Recently I’ve been dealing with this getting worse I know its embarrassing and we’re not supposed to talk about our sex drives but I find this really distressing. I was never like this before I started taking psych meds, this week it seems to be getting acutely worse. It exists on two levels. One, I discriminate less with the fantasies I’m willing to entertain. Its reached a point where, now, the ideas which turn me on were things I would once never have entertained, these are things most people are not turned on by. 2, I compulsively masturbate and am never satisfied.

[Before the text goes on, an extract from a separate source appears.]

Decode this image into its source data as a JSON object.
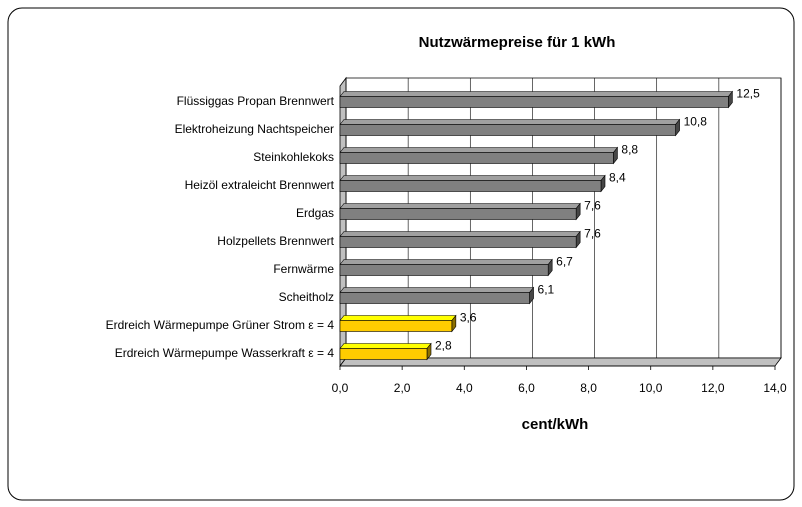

The first makes my life hard because I feel as if, through my fantasies, I’m starting to lose my self of self respect and boundaries with other people. I’m getting off to things I find morally objectionable, and feel as if I’m leaving my comfort zone.
The second one bothers me because I get nothing done other than indulge my fantasies and it is starting to take a toll on my social relationships as well as my body.
Is it possible this was caused by me cutting my abilify dose in half? I’ve never heard of side effects getting worse at a lower dose. I feel totally stable at all times other than when I’m alone and aroused, then I feel almost as if I’ve entered a trance state. Its very weird.
I’m on 5mg abilify and 200mg seroquel as needed. It was bad before, this week it has gotten even worse. I meet with my pdoc on the 22nd, before then, what can I do? I feel like I’m on a slippery slope, but I seriously cannot control myself.
Please don’t be embarrassed to give me advice, I’m not trolling, this is a serious change I’ve recognized and I find it really frightening.